Efetivamente, da matéria dada como provada não resulta que a atuação da médica dentista que colocou os implantes e acompanhou o demandante tenha sido ilícita ou sequer que tenha executado deficientemente aquela colocação. Por conseguinte, terá de se considerar não verificado os pressupostos (cumulativos) da responsabilidade civil, improcedendo o pedido formulado pelo demandante contra a demandada, já que a responsabilidade desta estaria dependente da verificação do incumprimento contratual da médica que realizou, nas suas instalações, o ato médico em causa. O demandante não provou que existe um defeito ou desconformidade entre o que foi praticado na clínica da demandada e o que deveria ter sido.
Face ao exposto, há que concluir, sem necessidade de maiores desenvolvimentos, pela improcedência da presente ação e consequente absolvição da Demandada dos pedidos formulados.
IV. DECISÃO
Face ao que antecede e às disposições legais aplicáveis, julgo a ação improcedente por não provada e, por via disso, absolvo a Demandada dos pedidos contra si formulados pelo Demandante.

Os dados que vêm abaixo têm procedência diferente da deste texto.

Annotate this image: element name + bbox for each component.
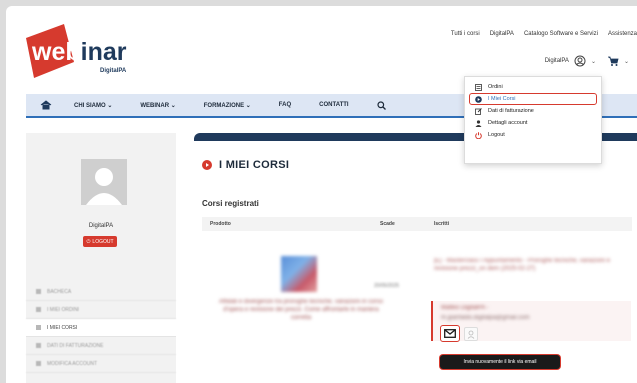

As custas, no montante de €70,00 (setenta euros), serão a suportar pelo Demandante, o qual deverá efetuar o pagamento num dos 3 dias úteis subsequentes ao conhecimento da presente decisão, sob pena de incorrer numa sobretaxa de € 10,00 por cada dia de atraso no cumprimento dessa obrigação. (Artigos 527.º, do Código de Processo Civil - aplicável ex vi artigo 63.º da Lei 78/2001, de 13 de julho, com a redação da Lei 54/2013 de 31 de julho - e artigos 1º al. b) e nº 3 e 3º nº 4 da Portaria n.º 342/2019, de 01 de outubro). * Registe.***
Cantanhede, 16 de janeiro de 2024
A Juíza de Paz Processado por meios informáticos e
revisto pela signatária. Verso em branco.